Despite this being the only such statute to ban business on Sunday, in its opinion, the Colorado Supreme Court made a special point of noting that “It has been the policy of this commonwealth [of Colorado] since 1868 to inhibit all labor on Sunday, works of charity and necessity excepted.”
Explaining that, “Sunday laws are ‘essentially civil and not religious” ordinances, and that the judicial branch should “assist ‘the mild voice of Christianity to secure the due observance of Sunday as a day of rest” because doing so would actually uphold religious freedom – such a law does not require anyone to worship any particular deity, after all, it merely requires the employees to take a day off.
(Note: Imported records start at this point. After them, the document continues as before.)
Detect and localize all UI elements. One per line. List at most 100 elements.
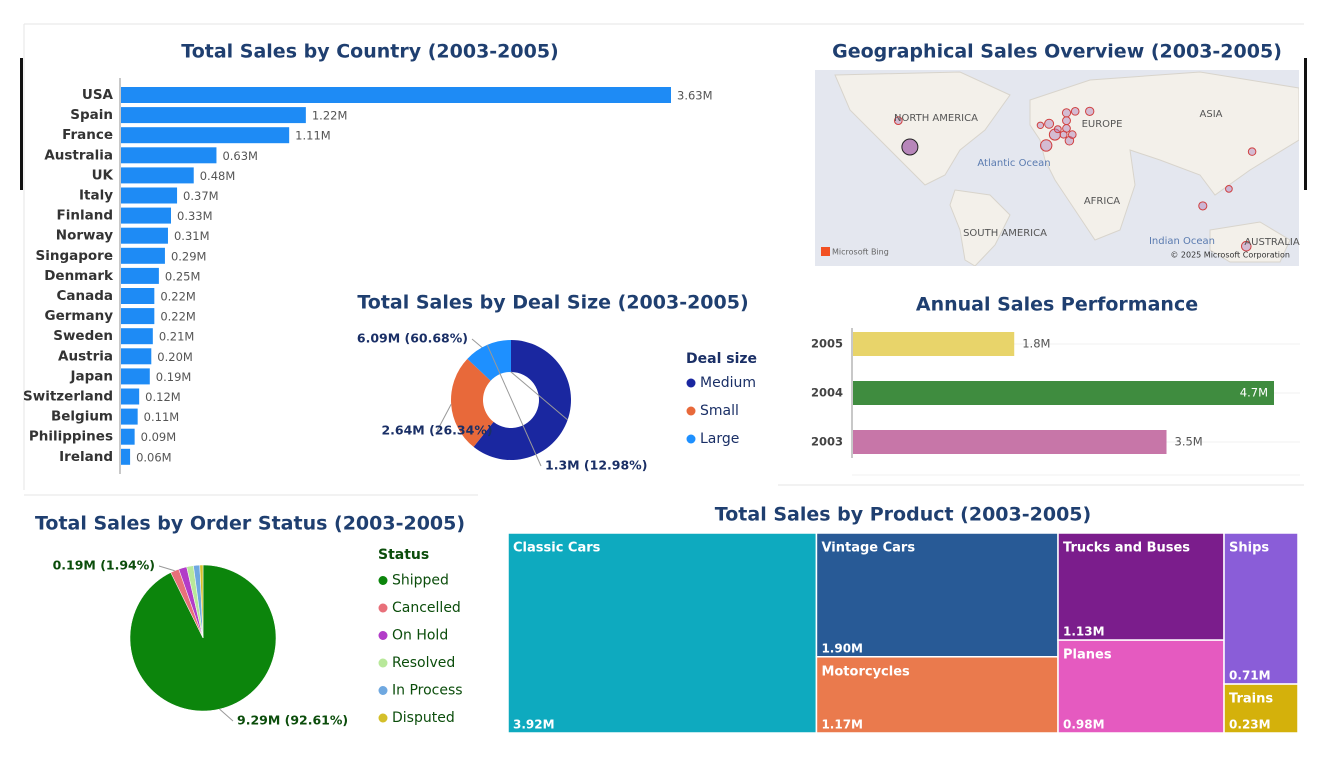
- value-label: 0.37M: [183, 189, 219, 203]
- tile: [1057, 532, 1225, 641]
- legend-title: Deal size: [686, 351, 757, 367]
- slice-label: 2.64M (26.34%): [381, 423, 492, 438]
- land: [949, 189, 1011, 266]
- legend-swatch: [686, 378, 696, 388]
- map-label: AFRICA: [1084, 196, 1120, 207]
- map-bubble: [1225, 184, 1233, 193]
- category-label: Norway: [56, 228, 113, 244]
- land: [834, 71, 1011, 186]
- map-bubble: [1085, 106, 1095, 117]
- value-label: 0.20M: [157, 350, 193, 364]
- category-label: Ireland: [59, 449, 113, 465]
- map-bubble: [893, 116, 903, 126]
- tile-label: Classic Cars: [513, 541, 601, 556]
- slice: [199, 564, 204, 639]
- value-label: 0.48M: [200, 169, 236, 183]
- value-label: 4.7M: [1240, 386, 1268, 400]
- tile-label: Trains: [1229, 692, 1273, 707]
- tile-value: 1.90M: [821, 641, 863, 655]
- land: [1209, 221, 1291, 263]
- chart-title: Total Sales by Deal Size (2003-2005): [357, 292, 748, 314]
- map-label: Atlantic Ocean: [977, 158, 1050, 169]
- category-label: Japan: [69, 368, 113, 384]
- bar: [121, 187, 178, 204]
- legend-swatch: [686, 406, 696, 416]
- value-label: 1.22M: [312, 109, 348, 123]
- tile-value: 0.98M: [1063, 718, 1105, 732]
- bar: [121, 267, 159, 284]
- category-label: 2003: [811, 435, 843, 449]
- category-label: Belgium: [51, 409, 113, 425]
- bar: [853, 430, 1167, 454]
- value-label: 0.22M: [160, 290, 196, 304]
- value-label: 0.11M: [144, 410, 180, 424]
- value-label: 0.31M: [174, 229, 210, 243]
- leader-line: [158, 565, 175, 572]
- slice: [467, 340, 511, 381]
- land: [1029, 71, 1299, 241]
- slice-label: 6.09M (60.68%): [357, 331, 468, 346]
- category-label: Australia: [44, 147, 113, 163]
- bar: [121, 428, 135, 445]
- map-provider: Microsoft Bing: [832, 248, 889, 257]
- slice-label: 9.29M (92.61%): [237, 713, 348, 728]
- tile-value: 0.71M: [1229, 669, 1271, 683]
- map-attribution: © 2025 Microsoft Corporation: [1170, 251, 1290, 260]
- map: [815, 70, 1299, 266]
- legend-label: Cancelled: [392, 600, 461, 616]
- category-label: 2005: [811, 337, 843, 351]
- value-label: 0.19M: [156, 370, 192, 384]
- map-bubble: [1044, 118, 1055, 129]
- value-label: 0.33M: [177, 209, 213, 223]
- legend-label: Shipped: [392, 573, 449, 589]
- tile-value: 0.23M: [1229, 718, 1271, 732]
- bar: [853, 381, 1274, 405]
- map-label: Indian Ocean: [1149, 236, 1215, 247]
- tile: [1223, 683, 1299, 734]
- bar: [121, 87, 671, 103]
- legend-label: In Process: [392, 683, 463, 699]
- value-label: 1.8M: [1022, 337, 1050, 351]
- category-label: Philippines: [29, 429, 113, 445]
- tile-value: 1.13M: [1063, 625, 1105, 639]
- legend-swatch: [378, 631, 388, 640]
- tile-label: Planes: [1063, 648, 1112, 663]
- value-label: 0.25M: [165, 269, 201, 283]
- value-label: 0.09M: [141, 430, 177, 444]
- legend-swatch: [378, 576, 388, 585]
- value-label: 3.63M: [677, 89, 713, 103]
- map-bubble: [1198, 201, 1208, 211]
- bar: [121, 207, 171, 224]
- value-label: 0.22M: [160, 310, 196, 324]
- bar: [121, 348, 152, 365]
- edge-bar: [1304, 58, 1307, 190]
- value-label: 3.5M: [1175, 435, 1203, 449]
- tile-value: 1.17M: [821, 718, 863, 732]
- bar: [853, 332, 1015, 356]
- leader-line: [436, 403, 452, 432]
- legend-label: Small: [700, 403, 739, 419]
- legend-label: On Hold: [392, 628, 448, 644]
- legend-swatch: [378, 713, 388, 723]
- map-label: SOUTH AMERICA: [963, 228, 1047, 239]
- map-bubble: [901, 138, 919, 156]
- category-label: Italy: [79, 188, 113, 204]
- bar: [121, 167, 194, 184]
- tile-label: Ships: [1229, 541, 1269, 556]
- bar: [121, 107, 306, 124]
- chart-title: Annual Sales Performance: [916, 294, 1198, 316]
- category-label: 2004: [811, 386, 843, 400]
- value-label: 0.06M: [136, 450, 172, 464]
- slice: [473, 340, 572, 461]
- category-label: Finland: [57, 208, 113, 224]
- chart-title: Total Sales by Order Status (2003-2005): [35, 513, 465, 535]
- bar: [121, 408, 138, 425]
- value-label: 0.63M: [222, 149, 258, 163]
- map-bubble: [1241, 240, 1252, 252]
- legend-swatch: [378, 686, 388, 695]
- category-label: Denmark: [44, 268, 114, 284]
- edge-bar: [20, 58, 23, 190]
- map-bubble: [1070, 107, 1080, 116]
- bar: [121, 388, 140, 405]
- legend-swatch: [686, 434, 696, 444]
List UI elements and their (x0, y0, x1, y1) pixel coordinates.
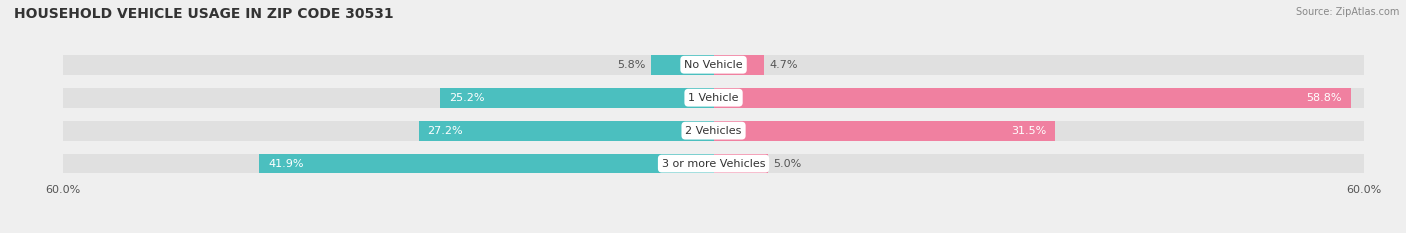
Text: 25.2%: 25.2% (449, 93, 485, 103)
Text: 1 Vehicle: 1 Vehicle (689, 93, 738, 103)
Bar (63, 88, 713, 108)
Text: 58.8%: 58.8% (1306, 93, 1343, 103)
Bar (260, 154, 713, 174)
Bar (713, 88, 1351, 108)
Text: 5.0%: 5.0% (773, 159, 801, 169)
Text: Source: ZipAtlas.com: Source: ZipAtlas.com (1295, 7, 1399, 17)
Text: No Vehicle: No Vehicle (685, 60, 742, 70)
Text: 2 Vehicles: 2 Vehicles (685, 126, 742, 136)
Bar (63, 121, 713, 140)
Text: 4.7%: 4.7% (770, 60, 799, 70)
Bar (713, 55, 765, 75)
Text: 27.2%: 27.2% (427, 126, 463, 136)
Bar (63, 154, 713, 174)
Text: 3 or more Vehicles: 3 or more Vehicles (662, 159, 765, 169)
Text: 5.8%: 5.8% (617, 60, 645, 70)
Bar (713, 88, 1364, 108)
Bar (419, 121, 713, 140)
Bar (651, 55, 713, 75)
Bar (713, 154, 1364, 174)
Text: 41.9%: 41.9% (269, 159, 304, 169)
Bar (713, 55, 1364, 75)
Bar (440, 88, 713, 108)
Text: HOUSEHOLD VEHICLE USAGE IN ZIP CODE 30531: HOUSEHOLD VEHICLE USAGE IN ZIP CODE 3053… (14, 7, 394, 21)
Bar (63, 55, 713, 75)
Text: 31.5%: 31.5% (1011, 126, 1046, 136)
Bar (713, 121, 1054, 140)
Bar (713, 121, 1364, 140)
Bar (713, 154, 768, 174)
Such a day off, the Court wrote, would save those employees – if not the whole of society – from the rising tide of divorce and juvenile delinquency.
Since a non-working spouse “has a natural right to the society and companionship of the working spouse,” and “the children have a natural right to the society and companionship of the working parent,” the Court explained that this particular Sunday Law was not only good but necessary for the welfare of society, as, “one of the important causes for divorce is the lack of companionship between husband and wife, resulting in the spouses almost being total strangers to each other. Parents who have working and social engagements to keep to the extent that their children are left to shift for themselves create a condition conducive to juvenile delinquency. This court should be the first to fortify the family against widening the wedge by which causes for divorce or delinquency may be given additional impetus to reach flood stage.”
This decision remains the law of the land to this day.
The original statute preventing car dealerships from selling cars on Sunday was updated and replaced by the state legislature in 2018. C.R.S. § 44-20-300 et seq.
And for those reasons, you cannot buy a car from a dealership on Sundays in Colorado.